Skyros Town as two museums: Archaeological Museum with Myceanaean and Roman artifacts, and Faltaits Museum of Folklore, featuring the superb collection of Skyrian ethnologist Manos Faltaits. The Faltaits museum has a large collection of domestic items, double-headed eagles, costumes and some of the crockery that has always fascinated the Skyriots. The island's rich traditions include ceramics, wood carving, copper and embroidery, all found in the Folklore Museum and also proudly displayed in private homes on the island.
Traditional Skyros crafts are taught in a variety of classes at the new Skyros Centre in Skyros Town.
In mid-September, Skyros town hosts a half-marathon followed by a concert.
Drinking and Dining
You can get traditional Greek and Skyrian dishes in several places. Dishes made with goat's meat or goat's milk can be found. You'll also find seafood, chicken, yogurt, and regional wines.
There are several bars with a busy nightlife scene that includes lots of music and dance.
Skyros is a long sea journey from Athens and connections from nearby Kymi on Evia were limited for years. This accounts for the undisturbed tradtional lifestyle still found on Skyros. There is an airport now, but the island retains its distinctive charm. You may still see older residents in the traditional baggy blue trousers, black caps or long headscarves.
The pre-Lenten Carnival features three characters: the old man in goat costume, the Frank (foreigner), and the Korela, a man dressed as a woman. The three perform the goat dance, or Horos tou Tragou. The young men in goat masks, hairy jackets and jangling copper goat bells dance down the streets of Skyros Town. They are followed by the Frank, dressed in a ragged outfit and blowing a conch shell to scare the children. Each of the men in goat masks has a partner, a man dressed as a bride but also in a goat mask. The revelry includes singing, dancing, performances, recitations, plus lots of eating and drinking. Everyone dresses up in fancy clothes and joins in the fun.
The Carnival traces its roots back to the Dionysian goat worship festivals of pagan times. Goats have been an important part of Skyros' history. Skyros is known for its goat meat and goat milk even today.

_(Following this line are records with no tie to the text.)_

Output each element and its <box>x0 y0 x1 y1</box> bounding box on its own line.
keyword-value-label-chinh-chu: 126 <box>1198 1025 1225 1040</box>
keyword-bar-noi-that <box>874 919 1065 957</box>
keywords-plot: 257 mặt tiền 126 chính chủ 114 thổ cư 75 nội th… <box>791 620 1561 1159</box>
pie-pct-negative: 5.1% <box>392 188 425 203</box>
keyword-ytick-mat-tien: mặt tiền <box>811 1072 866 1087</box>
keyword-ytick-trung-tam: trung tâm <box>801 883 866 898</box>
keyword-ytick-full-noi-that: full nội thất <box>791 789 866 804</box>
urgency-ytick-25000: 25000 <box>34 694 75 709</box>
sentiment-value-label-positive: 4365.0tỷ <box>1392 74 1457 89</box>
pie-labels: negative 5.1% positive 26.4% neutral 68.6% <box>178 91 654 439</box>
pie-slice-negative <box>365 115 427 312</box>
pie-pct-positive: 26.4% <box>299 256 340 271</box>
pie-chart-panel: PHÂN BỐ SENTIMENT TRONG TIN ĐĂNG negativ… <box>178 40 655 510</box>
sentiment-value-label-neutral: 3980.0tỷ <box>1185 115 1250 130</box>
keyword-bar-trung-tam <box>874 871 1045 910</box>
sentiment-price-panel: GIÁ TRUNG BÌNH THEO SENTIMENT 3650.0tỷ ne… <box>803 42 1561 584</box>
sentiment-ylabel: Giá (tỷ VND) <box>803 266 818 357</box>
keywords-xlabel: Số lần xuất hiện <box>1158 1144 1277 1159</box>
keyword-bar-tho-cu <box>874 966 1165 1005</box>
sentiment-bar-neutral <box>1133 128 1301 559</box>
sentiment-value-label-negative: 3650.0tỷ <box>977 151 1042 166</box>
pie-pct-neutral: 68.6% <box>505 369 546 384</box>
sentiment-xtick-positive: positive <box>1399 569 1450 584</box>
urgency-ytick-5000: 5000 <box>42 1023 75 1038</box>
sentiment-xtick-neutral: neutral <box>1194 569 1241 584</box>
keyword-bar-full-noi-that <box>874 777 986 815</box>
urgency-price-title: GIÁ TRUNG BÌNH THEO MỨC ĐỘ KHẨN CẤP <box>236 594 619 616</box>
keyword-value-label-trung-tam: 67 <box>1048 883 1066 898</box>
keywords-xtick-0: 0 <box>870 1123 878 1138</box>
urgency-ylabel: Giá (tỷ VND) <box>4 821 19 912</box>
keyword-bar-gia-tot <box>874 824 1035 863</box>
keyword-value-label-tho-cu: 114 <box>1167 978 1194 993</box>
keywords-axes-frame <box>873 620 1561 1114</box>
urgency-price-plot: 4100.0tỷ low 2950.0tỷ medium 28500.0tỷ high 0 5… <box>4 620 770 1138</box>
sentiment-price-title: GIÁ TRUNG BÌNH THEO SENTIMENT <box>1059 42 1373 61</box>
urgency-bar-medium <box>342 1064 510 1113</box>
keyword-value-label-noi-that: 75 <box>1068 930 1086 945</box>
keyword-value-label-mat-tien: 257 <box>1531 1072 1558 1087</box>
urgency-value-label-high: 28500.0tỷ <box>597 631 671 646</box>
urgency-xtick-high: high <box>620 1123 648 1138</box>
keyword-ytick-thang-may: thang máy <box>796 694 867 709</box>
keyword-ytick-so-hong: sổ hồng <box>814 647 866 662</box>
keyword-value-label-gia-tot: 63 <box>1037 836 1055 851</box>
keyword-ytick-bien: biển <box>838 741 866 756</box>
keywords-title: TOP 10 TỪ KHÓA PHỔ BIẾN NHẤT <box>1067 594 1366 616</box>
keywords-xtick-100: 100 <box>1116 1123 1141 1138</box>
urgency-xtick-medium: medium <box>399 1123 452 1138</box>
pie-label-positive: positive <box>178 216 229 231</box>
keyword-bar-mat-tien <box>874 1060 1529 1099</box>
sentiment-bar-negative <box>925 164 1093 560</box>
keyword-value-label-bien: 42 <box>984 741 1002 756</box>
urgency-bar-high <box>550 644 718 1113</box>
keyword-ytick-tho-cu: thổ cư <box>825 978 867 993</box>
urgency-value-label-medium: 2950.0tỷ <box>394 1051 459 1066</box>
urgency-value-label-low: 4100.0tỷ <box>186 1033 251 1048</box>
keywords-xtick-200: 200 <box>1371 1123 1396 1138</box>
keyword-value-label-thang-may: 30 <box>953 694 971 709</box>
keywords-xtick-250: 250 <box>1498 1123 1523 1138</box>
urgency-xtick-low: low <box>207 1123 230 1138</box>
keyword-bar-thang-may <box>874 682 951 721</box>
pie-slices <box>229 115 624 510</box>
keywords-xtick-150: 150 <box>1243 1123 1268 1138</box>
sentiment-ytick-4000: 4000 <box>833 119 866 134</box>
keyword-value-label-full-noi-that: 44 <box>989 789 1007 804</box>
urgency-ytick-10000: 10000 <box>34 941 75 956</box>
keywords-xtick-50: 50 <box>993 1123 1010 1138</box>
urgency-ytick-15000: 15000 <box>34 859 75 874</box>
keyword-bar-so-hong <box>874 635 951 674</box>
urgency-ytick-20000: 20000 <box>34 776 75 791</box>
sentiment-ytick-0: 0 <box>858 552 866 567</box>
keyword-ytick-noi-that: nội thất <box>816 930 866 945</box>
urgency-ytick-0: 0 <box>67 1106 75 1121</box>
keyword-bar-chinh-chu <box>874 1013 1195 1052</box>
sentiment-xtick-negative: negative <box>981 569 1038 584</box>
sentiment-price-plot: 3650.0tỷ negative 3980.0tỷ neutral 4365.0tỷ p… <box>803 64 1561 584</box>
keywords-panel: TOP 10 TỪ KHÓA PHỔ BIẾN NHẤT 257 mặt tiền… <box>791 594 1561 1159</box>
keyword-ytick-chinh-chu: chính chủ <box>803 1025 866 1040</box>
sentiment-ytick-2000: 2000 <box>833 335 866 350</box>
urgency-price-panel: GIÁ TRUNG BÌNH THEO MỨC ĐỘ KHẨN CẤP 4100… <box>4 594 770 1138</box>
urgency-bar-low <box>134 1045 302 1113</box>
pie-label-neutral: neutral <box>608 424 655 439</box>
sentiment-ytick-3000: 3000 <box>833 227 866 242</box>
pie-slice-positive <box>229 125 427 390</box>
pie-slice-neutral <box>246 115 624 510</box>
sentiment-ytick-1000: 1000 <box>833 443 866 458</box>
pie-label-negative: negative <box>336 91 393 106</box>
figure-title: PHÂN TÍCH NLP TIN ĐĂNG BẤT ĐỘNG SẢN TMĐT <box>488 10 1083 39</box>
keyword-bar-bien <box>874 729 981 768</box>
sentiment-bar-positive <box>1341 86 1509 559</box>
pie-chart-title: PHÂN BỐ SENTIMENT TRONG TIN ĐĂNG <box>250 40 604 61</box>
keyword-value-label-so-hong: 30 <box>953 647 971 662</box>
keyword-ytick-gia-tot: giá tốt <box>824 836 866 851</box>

The cross-dressing dancers have a long history on the island as well. According to legend, Skyros was the hiding place for the boy Achilles. King Lykomides of Skyros raised him as a girl in an attempt to circumvent a prophecy about the Trojan War. Odysseus discovered the secret, however, and took Achilles off to Troy where he distinguished himself in battle.
You'll see a double-headed eagle motif in the local art. This harks back to the time when Theseus was buried on Skyros. His spirit was seen at Marathon so the Delphic oracle sent the Athenians to Skyros to bring Theseus' bones to Athens. The grave on Skyros was revealed by a she-eagle. During Byzantine times, a much-resented upper class lived in Skyros, which lead to the double-headed eagle motif.
More recently, the poet Rupert Brooke was laid to rest on Skyros during World War I. His grave is at Tris Boukes, at the southernmost point of Skyros.